L'estetica dell'oratorio Breve analisi di stile e abitudini nei campetti delle chiese, fra goleador e orari da rispettare

Campanili, parroci, campetti spelacchiati e Estathé come terzo tempo sono stati un tratto della vita calcistica di molti sportivi, che ha accomunato generazioni, dilettanti, e campioni. Paolo Maldini, ad esempio, ha detto più volte ai giornalisti di tutto il mondo che la sua infanzia l'ha "vissuta all'oratorio" (il suo, a Milano, era quello di Piazza Pio X). Anche Francesco Totti, pur senza specificare, non ha nascosto il suo inizio da enfant prodige negli spazi sportivi delle chiese romane. 

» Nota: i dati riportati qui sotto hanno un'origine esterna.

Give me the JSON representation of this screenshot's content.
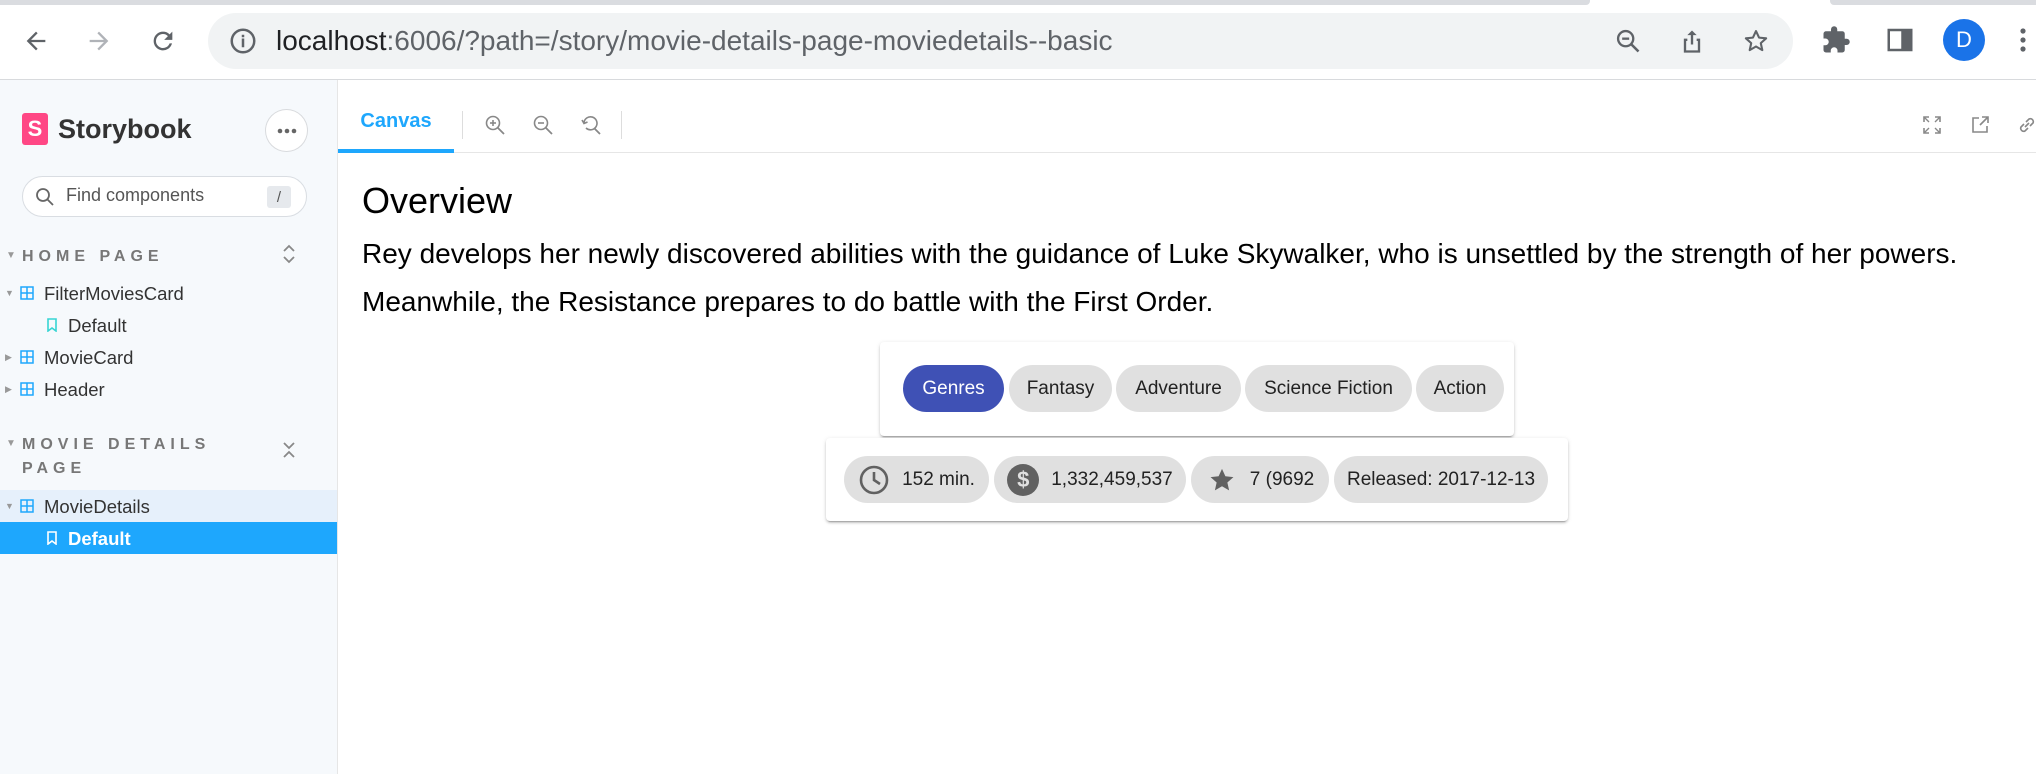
{
  "browser": {
    "url_host": "localhost",
    "url_rest": ":6006/?path=/story/movie-details-page-moviedetails--basic",
    "avatar_letter": "D",
    "colors": {
      "avatar": "#1a73e8",
      "omnibox": "#f1f3f4"
    }
  },
  "sidebar": {
    "brand": "Storybook",
    "search_placeholder": "Find components",
    "search_shortcut": "/",
    "groups": [
      {
        "title": "HOME PAGE",
        "items": [
          {
            "label": "FilterMoviesCard",
            "stories": [
              {
                "label": "Default"
              }
            ]
          },
          {
            "label": "MovieCard"
          },
          {
            "label": "Header"
          }
        ]
      },
      {
        "title_line1": "MOVIE DETAILS",
        "title_line2": "PAGE",
        "items": [
          {
            "label": "MovieDetails",
            "stories": [
              {
                "label": "Default",
                "selected": true
              }
            ]
          }
        ]
      }
    ],
    "colors": {
      "brand": "#ff4785",
      "selected": "#1ea7fd",
      "highlight": "#e6f0fb"
    }
  },
  "toolbar": {
    "tabs": [
      {
        "label": "Canvas",
        "active": true
      }
    ],
    "tools": [
      "zoom-in-icon",
      "zoom-out-icon",
      "reset-zoom-icon"
    ],
    "right_tools": [
      "fullscreen-icon",
      "open-new-tab-icon",
      "copy-link-icon"
    ]
  },
  "story": {
    "overview_title": "Overview",
    "overview_text": "Rey develops her newly discovered abilities with the guidance of Luke Skywalker, who is unsettled by the strength of her powers. Meanwhile, the Resistance prepares to do battle with the First Order.",
    "genres_label": "Genres",
    "genres": [
      "Fantasy",
      "Adventure",
      "Science Fiction",
      "Action"
    ],
    "runtime": "152 min.",
    "revenue": "1,332,459,537",
    "rating": "7 (9692",
    "released": "Released: 2017-12-13",
    "colors": {
      "primary_chip": "#3f51b5",
      "chip": "#e0e0e0"
    }
  }
}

Le partite all'oratorio sono state un must dell'infanzia di tutti, ma che oggi, come molte cose, sono anche ciò che non c'è più. Mancano perché il coronavirus si combatte anche con l'isolamento e le distanze, i principi più antitetici ai valori dei campetti dell'oratorio. Non è solo si smarriscono certe dinamiche - si creano amicizie, si pratica attività fisica all'aria aperta, i genitori sanno che i propri sono all'oratorio - ma oltre alla questione sociale, c'è un fatto di vita: ci sono dei momenti e dei costumi che solo all'oratorio (o in pochi altri luoghi sportivi al mondo) si possono vivere. 

Gli scarpini sono un altro apparato dell'estetica dell'oratorio che definisce un calciatore provetto. Infatti, molti già da piccoli capiscono l'importanza di avere scarpe con i tacchetti giusti, quando utilizzare questo o quel modello. Di solito, però, le "scarpe per l'oratorio" sono una roba da fissati. Quando si è piccoli non si ha poi troppa voglia di scegliere quale scarpino è migliore dell'altro né tanto meno sacrificare la spesa di un qualunque regalo per una Munich più comoda per la partita del pomeriggio. 

D'altronde non serve essere i più belli al campetto dell'oratorio, quanto arrivare prima al campo, essere pronti a 2-3-4 ore di partite e sfidare cicli di coetanei e non. L'importante, quando si è piccoli, è esserci. Praticamente l'unica cosa che non si può fare ora.